Roseola: What is It? What You Can Do If Your Child Has it

Right now, my 11-month old daughter has roseola. She is cranky, miserable, and sure that I can fix it. (But I can’t.)
Since I didn’t know roseola existed before my first baby got it, I thought I’d share what I’ve learned with new parents.

Roseola is a highly contagious childhood virus that most commonly affects children between 6 months and 3 years of age. It is sometimes referred to as sixth disease or roseola infantum. Roseola is most contagious during the fever period.
Unfortunately, this is also the time when most parents do not know their baby or child has roseola and so exposes other young children.

Roseola is characterized by 3-4 days (but up to a week) of a high fever, often over 103 Farenheit. The highest temperature I documented with my daughter was 103.5 rectally.

Generally, the child has no other symptoms during this time. Occasionally, the child may have experienced a slight upper respiratory illness prior to the fever. I noticed my baby had a runny nose for a few days prior to the fever. Other symptoms are crankiness, fussiness, loss of appetite and sleeping less. Since this is an age when many babies are teething, some of those symptoms are attributed initially to cutting teeth. In my baby’s case, she is cutting her one-year molars, so I brushed aside the crankiness, runny nose, and even the fever when it first appeared.

The biggest risk of roseola is febrile seizures. These are seizures brought on by the fast-rising fever that roseola brings. Some signs of a febrile seizure include:

– 2 or 3 minutes of jerking or twitching of the arms, legs or face
– unconsciousness
– losing control of bowels or bladder

Febrile seizures brought on by roseola are only thought to affect 10-15% of young children with this virus.

By the 2nd or 3rd day of these high fevers (or sooner) most parents are going to put in a call to their pediatrician’s office. The doctor will check ears and throat first. They will also take a little blood to check for elevated white count that would indicate an infection or bacterial illness. Most likely, the doctor will also request a urine sample since a UTI is also characterized by high fever with few other symptoms. If the child is too young to “give” a sample in a cup, a urine collection bag will be used.

Once strep, ear infection ,or UTI are ruled out and the white count is not elevated, you will hear something like “It appears to be a little virus. Treat the symptoms, keep the child comfortable. Call us if the fever lasts for 2 or 3 more days or if it gets higher.” I didn’t like hearing that the first time either. But a virus just needs to run its course.

You can give your baby or young child acetaminophen every 6-8 hours, and ibuprofen every 4 hours. Your doctor can help you determine the correct dosage. This will help lower the fever and keep your baby more comfortable.

The defining characteristic of roseola appears after the fever has dissipated. Usually this is within 3-4 days. It was on the 4th day with my daughter. You will notice a rash begin to appear on your child’s skin. On both of my children, the rash showed up first on their face, and spread to their neck, waist, diaper area and trunk. I didn’t notice any rash on arms or legs though it can appear there in many cases of roseola.

The rash is pinky-red blotches, similar in appearance to heat rash.
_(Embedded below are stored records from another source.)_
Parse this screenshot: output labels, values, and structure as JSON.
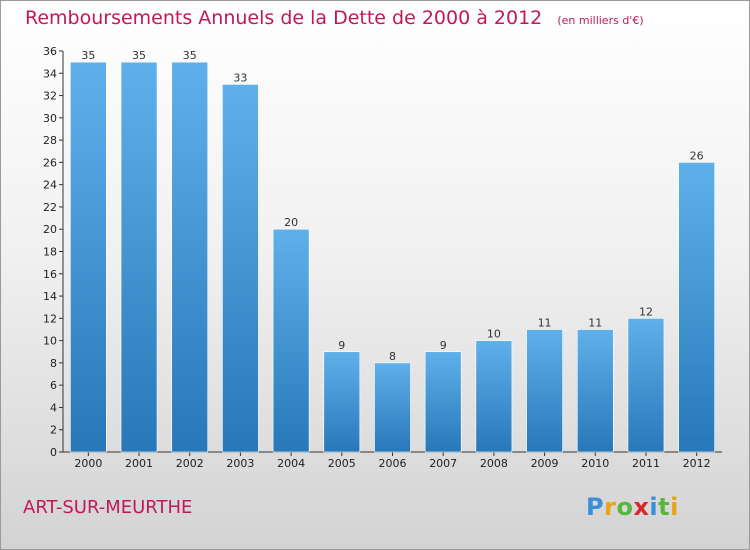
{
  "header": {
    "title": "Remboursements Annuels de la Dette de 2000 à 2012",
    "unit_note": "(en milliers d'€)"
  },
  "footer": {
    "commune": "ART-SUR-MEURTHE",
    "logo": [
      "P",
      "r",
      "o",
      "x",
      "i",
      "t",
      "i"
    ],
    "logo_colors": [
      "#3b8fd6",
      "#e8a317",
      "#57b63d",
      "#d62828",
      "#3b8fd6",
      "#57b63d",
      "#e8a317"
    ]
  },
  "colors": {
    "bar_top": "#5fb0ea",
    "bar_bottom": "#2878b9",
    "title": "#c2185b"
  },
  "chart_data": {
    "type": "bar",
    "categories": [
      "2000",
      "2001",
      "2002",
      "2003",
      "2004",
      "2005",
      "2006",
      "2007",
      "2008",
      "2009",
      "2010",
      "2011",
      "2012"
    ],
    "values": [
      35,
      35,
      35,
      33,
      20,
      9,
      8,
      9,
      10,
      11,
      11,
      12,
      26
    ],
    "ylim": [
      0,
      36
    ],
    "yticks": [
      0,
      2,
      4,
      6,
      8,
      10,
      12,
      14,
      16,
      18,
      20,
      22,
      24,
      26,
      28,
      30,
      32,
      34,
      36
    ],
    "grid": false,
    "legend": "none"
  }
}
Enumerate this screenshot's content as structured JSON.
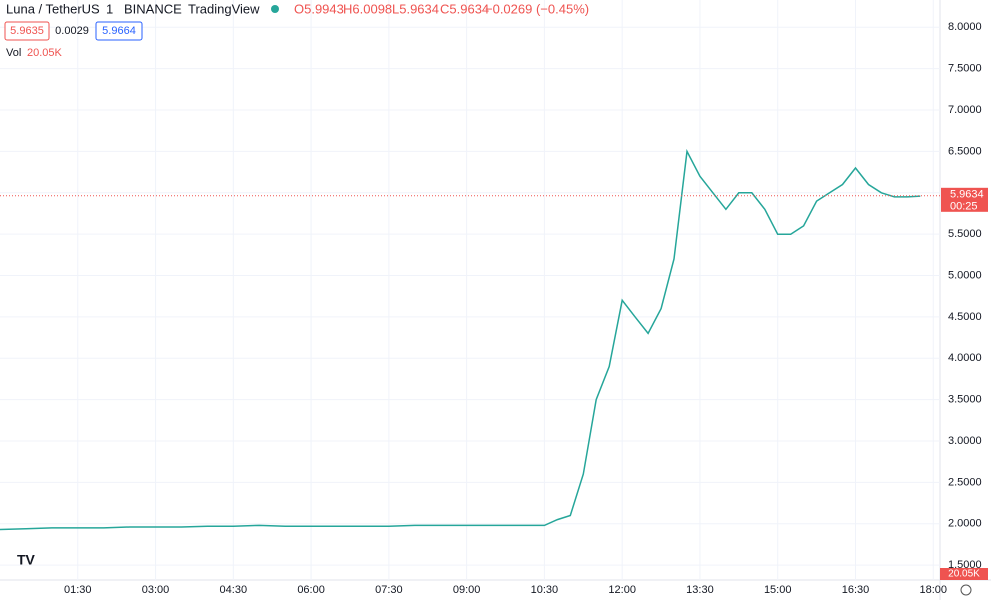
{
  "header": {
    "symbol": "Luna / TetherUS",
    "interval": "1",
    "exchange": "BINANCE",
    "source": "TradingView",
    "open": "O5.9943",
    "high": "H6.0098",
    "low": "L5.9634",
    "close": "C5.9634",
    "change": "−0.0269 (−0.45%)",
    "bid": "5.9635",
    "spread": "0.0029",
    "ask": "5.9664",
    "vol_label": "Vol",
    "vol_value": "20.05K"
  },
  "chart_data": {
    "type": "line",
    "color": "#26a69a",
    "grid": true,
    "x": [
      0,
      0.5,
      1,
      1.5,
      2,
      2.5,
      3,
      3.5,
      4,
      4.5,
      5,
      5.5,
      6,
      6.5,
      7,
      7.5,
      8,
      8.5,
      9,
      9.5,
      10,
      10.5,
      10.75,
      11,
      11.25,
      11.5,
      11.75,
      12,
      12.25,
      12.5,
      12.75,
      13,
      13.25,
      13.5,
      13.75,
      14,
      14.25,
      14.5,
      14.75,
      15,
      15.25,
      15.5,
      15.75,
      16,
      16.25,
      16.5,
      16.75,
      17,
      17.25,
      17.5,
      17.75
    ],
    "series": [
      {
        "name": "Luna / TetherUS",
        "color": "#26a69a",
        "values": [
          1.93,
          1.94,
          1.95,
          1.95,
          1.95,
          1.96,
          1.96,
          1.96,
          1.97,
          1.97,
          1.98,
          1.97,
          1.97,
          1.97,
          1.97,
          1.97,
          1.98,
          1.98,
          1.98,
          1.98,
          1.98,
          1.98,
          2.05,
          2.1,
          2.6,
          3.5,
          3.9,
          4.7,
          4.5,
          4.3,
          4.6,
          5.2,
          6.5,
          6.2,
          6.0,
          5.8,
          6.0,
          6.0,
          5.8,
          5.5,
          5.5,
          5.6,
          5.9,
          6.0,
          6.1,
          6.3,
          6.1,
          6.0,
          5.95,
          5.95,
          5.96
        ]
      }
    ],
    "last_price": {
      "value": 5.9634,
      "label": "5.9634",
      "timer": "00:25"
    },
    "xlim": [
      0,
      18.13
    ],
    "ylim": [
      1.32,
      8.33
    ],
    "xticks": [
      {
        "value": 1.5,
        "label": "01:30"
      },
      {
        "value": 3,
        "label": "03:00"
      },
      {
        "value": 4.5,
        "label": "04:30"
      },
      {
        "value": 6,
        "label": "06:00"
      },
      {
        "value": 7.5,
        "label": "07:30"
      },
      {
        "value": 9,
        "label": "09:00"
      },
      {
        "value": 10.5,
        "label": "10:30"
      },
      {
        "value": 12,
        "label": "12:00"
      },
      {
        "value": 13.5,
        "label": "13:30"
      },
      {
        "value": 15,
        "label": "15:00"
      },
      {
        "value": 16.5,
        "label": "16:30"
      },
      {
        "value": 18,
        "label": "18:00"
      }
    ],
    "yticks": [
      {
        "value": 1.5,
        "label": "1.5000"
      },
      {
        "value": 2,
        "label": "2.0000"
      },
      {
        "value": 2.5,
        "label": "2.5000"
      },
      {
        "value": 3,
        "label": "3.0000"
      },
      {
        "value": 3.5,
        "label": "3.5000"
      },
      {
        "value": 4,
        "label": "4.0000"
      },
      {
        "value": 4.5,
        "label": "4.5000"
      },
      {
        "value": 5,
        "label": "5.0000"
      },
      {
        "value": 5.5,
        "label": "5.5000"
      },
      {
        "value": 6,
        "label": "6.0000"
      },
      {
        "value": 6.5,
        "label": "6.5000"
      },
      {
        "value": 7,
        "label": "7.0000"
      },
      {
        "value": 7.5,
        "label": "7.5000"
      },
      {
        "value": 8,
        "label": "8.0000"
      }
    ]
  }
}
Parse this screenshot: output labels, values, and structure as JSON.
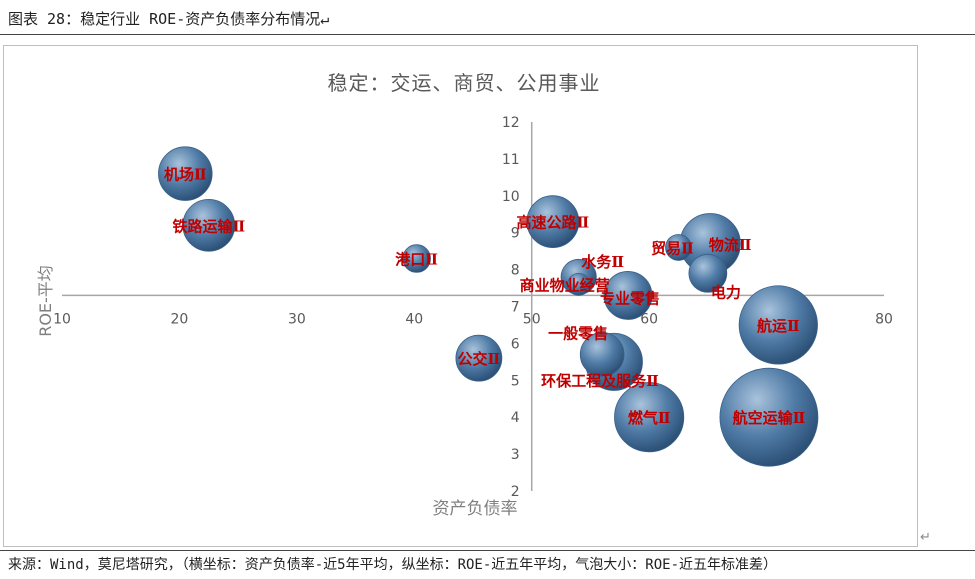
{
  "figure": {
    "caption": "图表 28：稳定行业 ROE-资产负债率分布情况↵",
    "source": "来源：Wind，莫尼塔研究，（横坐标：资产负债率-近5年平均，纵坐标：ROE-近五年平均，气泡大小：ROE-近五年标准差）",
    "return_mark": "↵"
  },
  "chart_data": {
    "type": "scatter",
    "bubble": true,
    "title": "稳定：交运、商贸、公用事业",
    "xlabel": "资产负债率",
    "ylabel": "ROE-平均",
    "xlim": [
      10,
      80
    ],
    "ylim": [
      2,
      12
    ],
    "x_ticks": [
      10,
      20,
      30,
      40,
      50,
      60,
      70,
      80
    ],
    "y_ticks": [
      2,
      3,
      4,
      5,
      6,
      7,
      8,
      9,
      10,
      11,
      12
    ],
    "x_axis_crosses_y_at": 7.3,
    "y_axis_crosses_x_at": 50,
    "grid": false,
    "legend": "none",
    "colors": {
      "bubble_light": "#a9c3dc",
      "bubble_mid": "#4f7ba6",
      "bubble_dark": "#2b4f75",
      "label": "#c00000",
      "axis": "#a6a6a6",
      "title": "#595959"
    },
    "points": [
      {
        "label": "机场Ⅱ",
        "x": 20.5,
        "y": 10.6,
        "size": 0.3
      },
      {
        "label": "铁路运输Ⅱ",
        "x": 22.5,
        "y": 9.2,
        "size": 0.28
      },
      {
        "label": "港口Ⅱ",
        "x": 40.2,
        "y": 8.3,
        "size": 0.08
      },
      {
        "label": "高速公路Ⅱ",
        "x": 51.8,
        "y": 9.3,
        "size": 0.28
      },
      {
        "label": "公交Ⅱ",
        "x": 45.5,
        "y": 5.6,
        "size": 0.22
      },
      {
        "label": "贸易Ⅱ",
        "x": 62.5,
        "y": 8.6,
        "size": 0.07
      },
      {
        "label": "物流Ⅱ",
        "x": 65.2,
        "y": 8.7,
        "size": 0.38
      },
      {
        "label": "水务Ⅱ",
        "x": 54.0,
        "y": 7.8,
        "size": 0.13
      },
      {
        "label": "电力",
        "x": 65.0,
        "y": 7.9,
        "size": 0.15
      },
      {
        "label": "商业物业经营",
        "x": 54.0,
        "y": 7.6,
        "size": 0.05
      },
      {
        "label": "专业零售",
        "x": 58.2,
        "y": 7.3,
        "size": 0.24
      },
      {
        "label": "航运Ⅱ",
        "x": 71.0,
        "y": 6.5,
        "size": 0.64
      },
      {
        "label": "一般零售",
        "x": 56.0,
        "y": 5.7,
        "size": 0.2
      },
      {
        "label": "环保工程及服务Ⅱ",
        "x": 57.0,
        "y": 5.5,
        "size": 0.34
      },
      {
        "label": "燃气Ⅱ",
        "x": 60.0,
        "y": 4.0,
        "size": 0.5
      },
      {
        "label": "航空运输Ⅱ",
        "x": 70.2,
        "y": 4.0,
        "size": 1.0
      }
    ]
  }
}
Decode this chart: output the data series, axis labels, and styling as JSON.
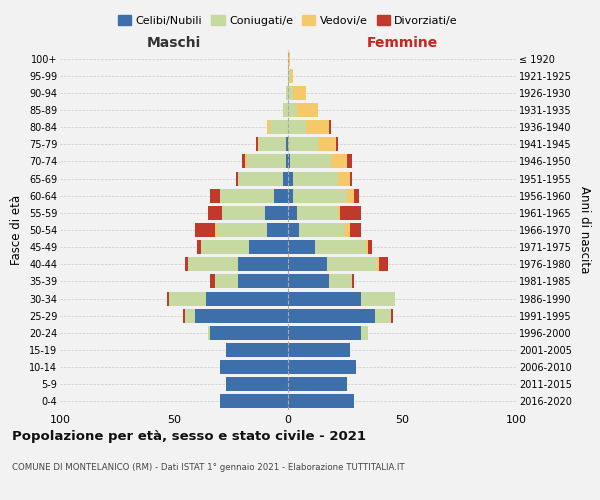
{
  "age_groups": [
    "0-4",
    "5-9",
    "10-14",
    "15-19",
    "20-24",
    "25-29",
    "30-34",
    "35-39",
    "40-44",
    "45-49",
    "50-54",
    "55-59",
    "60-64",
    "65-69",
    "70-74",
    "75-79",
    "80-84",
    "85-89",
    "90-94",
    "95-99",
    "100+"
  ],
  "birth_years": [
    "2016-2020",
    "2011-2015",
    "2006-2010",
    "2001-2005",
    "1996-2000",
    "1991-1995",
    "1986-1990",
    "1981-1985",
    "1976-1980",
    "1971-1975",
    "1966-1970",
    "1961-1965",
    "1956-1960",
    "1951-1955",
    "1946-1950",
    "1941-1945",
    "1936-1940",
    "1931-1935",
    "1926-1930",
    "1921-1925",
    "≤ 1920"
  ],
  "colors": {
    "celibe": "#3d6faa",
    "coniugato": "#c5d9a0",
    "vedovo": "#f5c96a",
    "divorziato": "#c0392b"
  },
  "maschi": {
    "celibe": [
      30,
      27,
      30,
      27,
      34,
      41,
      36,
      22,
      22,
      17,
      9,
      10,
      6,
      2,
      1,
      1,
      0,
      0,
      0,
      0,
      0
    ],
    "coniugato": [
      0,
      0,
      0,
      0,
      1,
      4,
      16,
      10,
      22,
      21,
      22,
      19,
      24,
      20,
      17,
      12,
      8,
      2,
      1,
      0,
      0
    ],
    "vedovo": [
      0,
      0,
      0,
      0,
      0,
      0,
      0,
      0,
      0,
      0,
      1,
      0,
      0,
      0,
      1,
      0,
      1,
      0,
      0,
      0,
      0
    ],
    "divorziato": [
      0,
      0,
      0,
      0,
      0,
      1,
      1,
      2,
      1,
      2,
      9,
      6,
      4,
      1,
      1,
      1,
      0,
      0,
      0,
      0,
      0
    ]
  },
  "femmine": {
    "nubile": [
      29,
      26,
      30,
      27,
      32,
      38,
      32,
      18,
      17,
      12,
      5,
      4,
      2,
      2,
      1,
      0,
      0,
      0,
      0,
      0,
      0
    ],
    "coniugata": [
      0,
      0,
      0,
      0,
      3,
      7,
      15,
      10,
      22,
      22,
      20,
      18,
      24,
      20,
      18,
      13,
      8,
      4,
      2,
      1,
      0
    ],
    "vedova": [
      0,
      0,
      0,
      0,
      0,
      0,
      0,
      0,
      1,
      1,
      2,
      1,
      3,
      5,
      7,
      8,
      10,
      9,
      6,
      1,
      1
    ],
    "divorziata": [
      0,
      0,
      0,
      0,
      0,
      1,
      0,
      1,
      4,
      2,
      5,
      9,
      2,
      1,
      2,
      1,
      1,
      0,
      0,
      0,
      0
    ]
  },
  "xlim": 100,
  "title": "Popolazione per età, sesso e stato civile - 2021",
  "subtitle": "COMUNE DI MONTELANICO (RM) - Dati ISTAT 1° gennaio 2021 - Elaborazione TUTTITALIA.IT",
  "ylabel_left": "Fasce di età",
  "ylabel_right": "Anni di nascita",
  "xlabel_maschi": "Maschi",
  "xlabel_femmine": "Femmine",
  "legend_labels": [
    "Celibi/Nubili",
    "Coniugati/e",
    "Vedovi/e",
    "Divorziati/e"
  ],
  "background_color": "#f2f2f2",
  "maschi_label_color": "#333333",
  "femmine_label_color": "#cc2222"
}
The rash can either be raised or flat and sometimes individual spots have a lighter ring around them.

In my experience, though no doctor warned me of this, after the roseola rash appears is when the baby or child is the most fretful, uncomfortable, and difficult to soothe or console. Since roseola is a viral rash, I often wonder if it’s itchy. Neither of my children were at an age to verbalize their discomfort when they had the virus. But a nice, cool bath can help. Continue the acetaminophen and/or ibuprofen as directed by your doctor. I also call the doctor’s office to confirm the diagnosis of roseola so the illness will appear in the child’s chart.

After 3 or 4 days of the rash, it begins to diminish and your baby or child returns to their usual self. They may be a bit hungrier for a few days. After all, it’s hard to eat when running a high fever or covered in a rash. Both my girls were extra tired for a few days after the rash dissipated as well. It was just as hard to sleep with the high fever and rash of roseola. But a few days of catching up, and the baby or child usually shows no signs of having had roseola or sixth disease.